La mondialisation et la « modernité débridée par la parabole interposée ont fait plus de dégât dans l’imaginaire de nos jeunes que la colonisation française en 132 ans. Ce véritable prozac a totalement rendu erratique le comportement de nos jeunes sans repères ,et il faut bien en convenir la morale à l’ancienne ne paie plus,.Les solidarités intergénérationnelles ont disparu . Si c’est cela la modernité, on peut s’interroger réellement sur son apport. Quand on voit nos pères et nos mères dans des « Dar el ‘adjaza » de véritables mouroirs, un concept que nous ne connaissions pas, car il était étranger à nos valeurs, nous sommes scandalisés par leur sort.

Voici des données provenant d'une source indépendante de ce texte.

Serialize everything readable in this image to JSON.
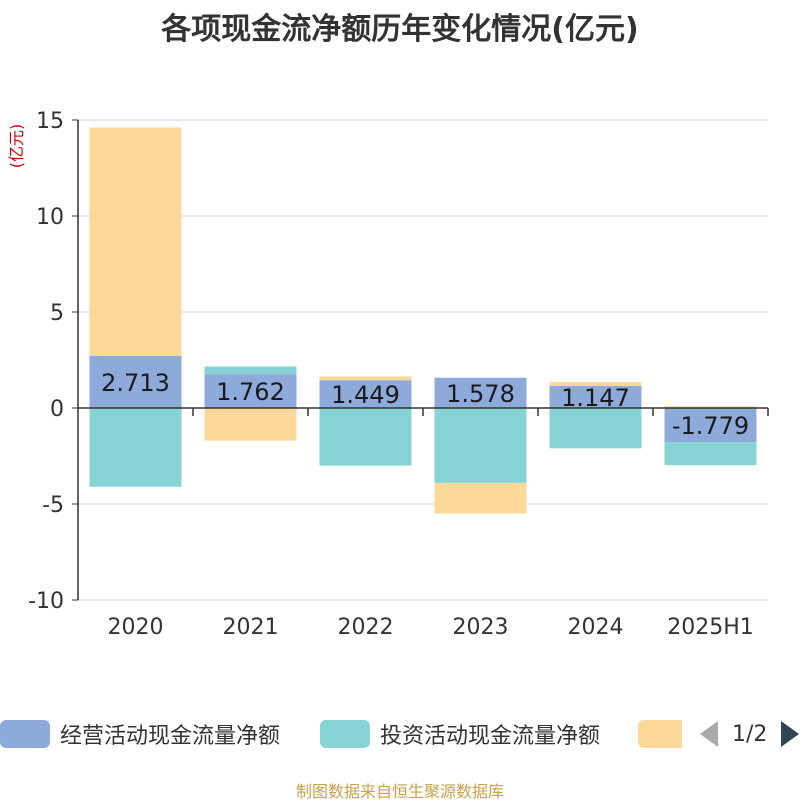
{
  "title": "各项现金流净额历年变化情况(亿元)",
  "footer": "制图数据来自恒生聚源数据库",
  "pager": {
    "text": "1/2"
  },
  "chart_data": {
    "type": "bar",
    "stacked": true,
    "unit_label": "(亿元)",
    "categories": [
      "2020",
      "2021",
      "2022",
      "2023",
      "2024",
      "2025H1"
    ],
    "ylim": [
      -10,
      15
    ],
    "yticks": [
      15,
      10,
      5,
      0,
      -5,
      -10
    ],
    "series": [
      {
        "name": "经营活动现金流量净额",
        "color": "#8eaadb",
        "values": [
          2.713,
          1.762,
          1.449,
          1.578,
          1.147,
          -1.779
        ],
        "labels": [
          "2.713",
          "1.762",
          "1.449",
          "1.578",
          "1.147",
          "-1.779"
        ]
      },
      {
        "name": "投资活动现金流量净额",
        "color": "#86d4d6",
        "values": [
          -4.1,
          0.4,
          -3.0,
          -3.9,
          -2.1,
          -1.2
        ]
      },
      {
        "name": "",
        "color": "#fdd999",
        "values": [
          11.9,
          -1.7,
          0.2,
          -1.6,
          0.2,
          0.1
        ]
      }
    ],
    "grid": true,
    "legend_position": "bottom"
  }
}
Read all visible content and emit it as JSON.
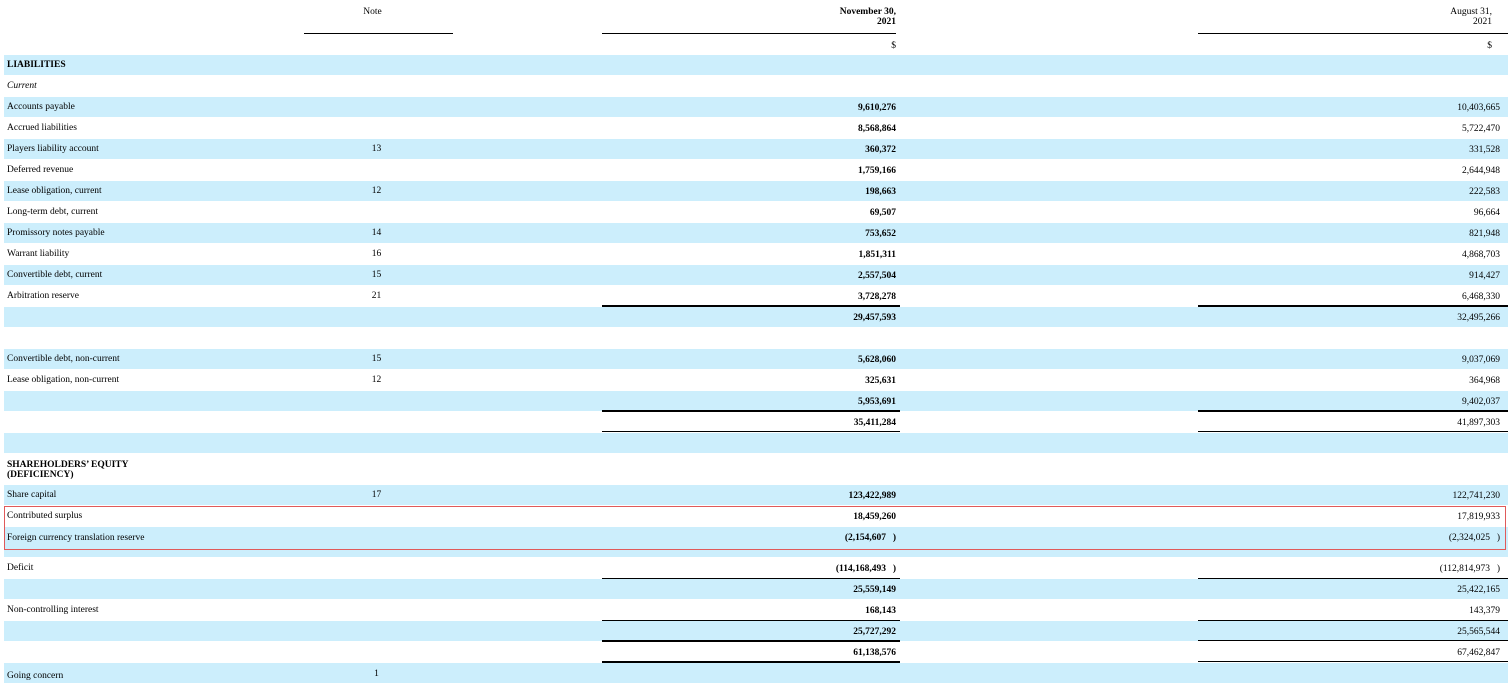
{
  "header": {
    "note_label": "Note",
    "col1_line1": "November 30,",
    "col1_line2": "2021",
    "col2_line1": "August 31,",
    "col2_line2": "2021",
    "currency1": "$",
    "currency2": "$"
  },
  "rows": [
    {
      "label": "LIABILITIES",
      "note": "",
      "v1": "",
      "v2": "",
      "style": "bold"
    },
    {
      "label": "Current",
      "note": "",
      "v1": "",
      "v2": "",
      "style": "ital"
    },
    {
      "label": "Accounts payable",
      "note": "",
      "v1": "9,610,276",
      "v2": "10,403,665"
    },
    {
      "label": "Accrued liabilities",
      "note": "",
      "v1": "8,568,864",
      "v2": "5,722,470"
    },
    {
      "label": "Players liability account",
      "note": "13",
      "v1": "360,372",
      "v2": "331,528"
    },
    {
      "label": "Deferred revenue",
      "note": "",
      "v1": "1,759,166",
      "v2": "2,644,948"
    },
    {
      "label": "Lease obligation, current",
      "note": "12",
      "v1": "198,663",
      "v2": "222,583"
    },
    {
      "label": "Long-term debt, current",
      "note": "",
      "v1": "69,507",
      "v2": "96,664"
    },
    {
      "label": "Promissory notes payable",
      "note": "14",
      "v1": "753,652",
      "v2": "821,948"
    },
    {
      "label": "Warrant liability",
      "note": "16",
      "v1": "1,851,311",
      "v2": "4,868,703"
    },
    {
      "label": "Convertible debt, current",
      "note": "15",
      "v1": "2,557,504",
      "v2": "914,427"
    },
    {
      "label": "Arbitration reserve",
      "note": "21",
      "v1": "3,728,278",
      "v2": "6,468,330"
    },
    {
      "label": "",
      "note": "",
      "v1": "29,457,593",
      "v2": "32,495,266"
    },
    {
      "label": "",
      "note": "",
      "v1": "",
      "v2": ""
    },
    {
      "label": "Convertible debt, non-current",
      "note": "15",
      "v1": "5,628,060",
      "v2": "9,037,069"
    },
    {
      "label": "Lease obligation, non-current",
      "note": "12",
      "v1": "325,631",
      "v2": "364,968"
    },
    {
      "label": "",
      "note": "",
      "v1": "5,953,691",
      "v2": "9,402,037"
    },
    {
      "label": "",
      "note": "",
      "v1": "35,411,284",
      "v2": "41,897,303"
    },
    {
      "label": "",
      "note": "",
      "v1": "",
      "v2": ""
    },
    {
      "label": "SHAREHOLDERS’ EQUITY (DEFICIENCY)",
      "note": "",
      "v1": "",
      "v2": "",
      "style": "bold"
    },
    {
      "label": "Share capital",
      "note": "17",
      "v1": "123,422,989",
      "v2": "122,741,230"
    },
    {
      "label": "Contributed surplus",
      "note": "",
      "v1": "18,459,260",
      "v2": "17,819,933"
    },
    {
      "label": "Foreign currency translation reserve",
      "note": "",
      "v1": "(2,154,607",
      "v2": "(2,324,025"
    },
    {
      "label": "Deficit",
      "note": "",
      "v1": "(114,168,493",
      "v2": "(112,814,973"
    },
    {
      "label": "",
      "note": "",
      "v1": "25,559,149",
      "v2": "25,422,165"
    },
    {
      "label": "Non-controlling interest",
      "note": "",
      "v1": "168,143",
      "v2": "143,379"
    },
    {
      "label": "",
      "note": "",
      "v1": "25,727,292",
      "v2": "25,565,544"
    },
    {
      "label": "",
      "note": "",
      "v1": "61,138,576",
      "v2": "67,462,847"
    },
    {
      "label": "Going concern",
      "note": "1",
      "v1": "",
      "v2": ""
    }
  ]
}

Sans aller jusqu’à interdire les paraboles, le pays et partant la société algérienne doit trouver les moyens de se protéger culturellement et même cultuellement en promouvant un contre discours basé sur le savoir, l’histoire, le décryptage des grands enjeux du monde , au lieu de faire uniquement dans l’éphémère des émissions dites de variétés et naturellement le soporifique du football. Le cerveau du jeune algérien n’est pas sollicité, il roule sur deux neurones. Il y a matière à se réapproprier nos repères identitaires mis à mal par une mondialisation ou plus exactement une mondialatinisation qui ne fait pas de place aux autres cultures.

Note :

(1) : Savant et poète mystique musulman qui a vécu entre l’Orient persan et l’Orient arabe de 1207 à 1273.